Minor-league baseball is the beginning and the end. St. Petersburg saw both last week.

Minor-league baseball can mature a young pitcher, like former St. Petersburg Devil Ray Bobby Seay, now on his way to the summer Olympics. He moved up from St. Petersburg's Class A team last season to Double A in Orlando this season.

Minor-league baseball also can be the place where the comeback for an injured major-leaguer turns to tragedy. When a career ends on the field, as it did Thursday night for Tampa Bay Devil Rays pitcher Tony Saunders, minor-league baseball is one of the saddest places on earth.

St. Petersburg is losing this pure and very personal form of baseball. Monday night marks the last minor-league game at Al Lang Field. With some gaps in years, minor-league teams have played there since 1920 when the St. Petersburg Saints began. The St. Petersburg Devil Rays end the tradition, and the city will be the poorer for it.

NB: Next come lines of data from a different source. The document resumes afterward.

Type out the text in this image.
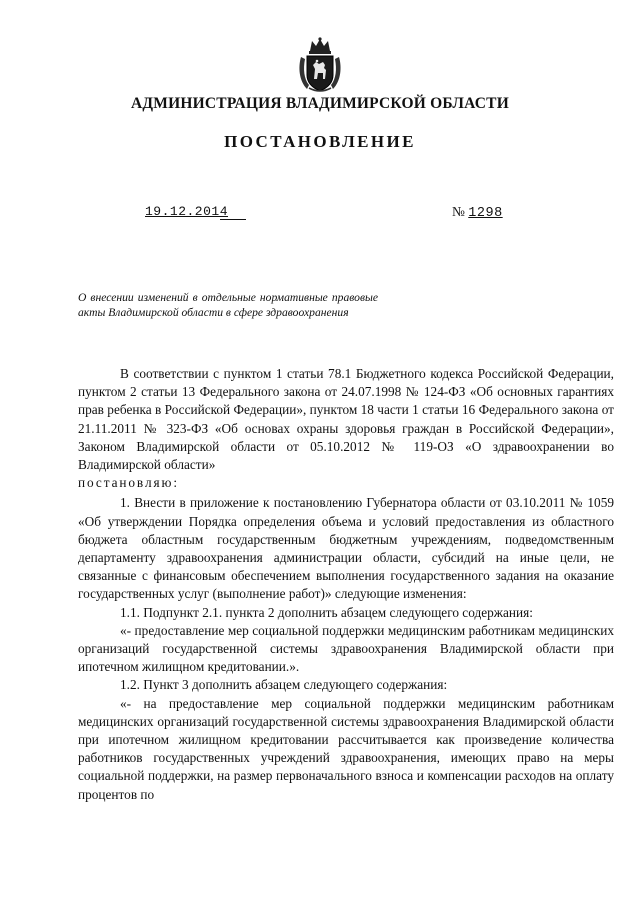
АДМИНИСТРАЦИЯ ВЛАДИМИРСКОЙ ОБЛАСТИ
ПОСТАНОВЛЕНИЕ
19.12.2014	№ 1298
О внесении изменений в отдельные нормативные правовые акты Владимирской области в сфере здравоохранения

В соответствии с пунктом 1 статьи 78.1 Бюджетного кодекса Российской Федерации, пунктом 2 статьи 13 Федерального закона от 24.07.1998 № 124-ФЗ «Об основных гарантиях прав ребенка в Российской Федерации», пунктом 18 части 1 статьи 16 Федерального закона от 21.11.2011 № 323-ФЗ «Об основах охраны здоровья граждан в Российской Федерации», Законом Владимирской области от 05.10.2012 № 119-ОЗ «О здравоохранении во Владимирской области»

постановляю:

1. Внести в приложение к постановлению Губернатора области от 03.10.2011 № 1059 «Об утверждении Порядка определения объема и условий предоставления из областного бюджета областным государственным бюджетным учреждениям, подведомственным департаменту здравоохранения администрации области, субсидий на иные цели, не связанные с финансовым обеспечением выполнения государственного задания на оказание государственных услуг (выполнение работ)» следующие изменения:

1.1. Подпункт 2.1. пункта 2 дополнить абзацем следующего содержания:

«- предоставление мер социальной поддержки медицинским работникам медицинских организаций государственной системы здравоохранения Владимирской области при ипотечном жилищном кредитовании.».

1.2. Пункт 3 дополнить абзацем следующего содержания:

«- на предоставление мер социальной поддержки медицинским работникам медицинских организаций государственной системы здравоохранения Владимирской области при ипотечном жилищном кредитовании рассчитывается как произведение количества работников государственных учреждений здравоохранения, имеющих право на меры социальной поддержки, на размер первоначального взноса и компенсации расходов на оплату процентов по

St. Petersburg lost the St. Louis Cardinals after the 1997 spring training season. They were here for 57 years but left when the city finally got its major-league team, the Tampa Bay Devil Rays. That was the first heartbreak of being in the big leagues.

To accommodate a realignment, the Rays sold the Class A "Baby" Rays to the minors, which will move the franchise to another city. The point is to make sure every major-league team has a farm team at each level of minor-league baseball. While that is good for the majors, it is heartbreak No. 2 for St. Petersburg.

For years, minor-league baseball was all fans in Tampa Bay had during the regular season. We got to know players well enough to holler down their first names. Some folks became established fans. Their comments to players were personal, and not always encouraging. We played bingo, cheered the silly games played between innings and drank too much beer on Thursdays, 50-cent beer night.

Walking up the ramp to the concourse, hearing the chirpy organ or Bill Haley's Rock Around the Clock and smelling hot dogs on the grill, fans entered a carnival atmosphere at Al Lang.

Nature almost always played a part, too. Al Lang Field, sitting on the edge of Tampa Bay, is the best place on earth to watch a baseball game. There's a water view from the seats behind first base. Sea gulls sometimes sat in the outfield during spring training. Heat and humidity soaked the hair in the summer, and sweat ran down your face making the breeze off the bay feel cooler than it really was.

Thursday night the weather turned nasty, adding misery to tragedy when Saunders again broke his pitching arm in the third inning. He only had just begun to pitch again in the past few weeks. He broke the same humerus bone at Tropicana Field in May 1999.

At first the sky was a beautiful indigo and as it began to sprinkle, a rainbow arched out over the bay. Lightning flashed way beyond rightfield, sending the 300 or so fans up to the top seats. Then Saunders fell on the mound and trainers ran out. The rain started pouring and an ambulance pulled onto the field.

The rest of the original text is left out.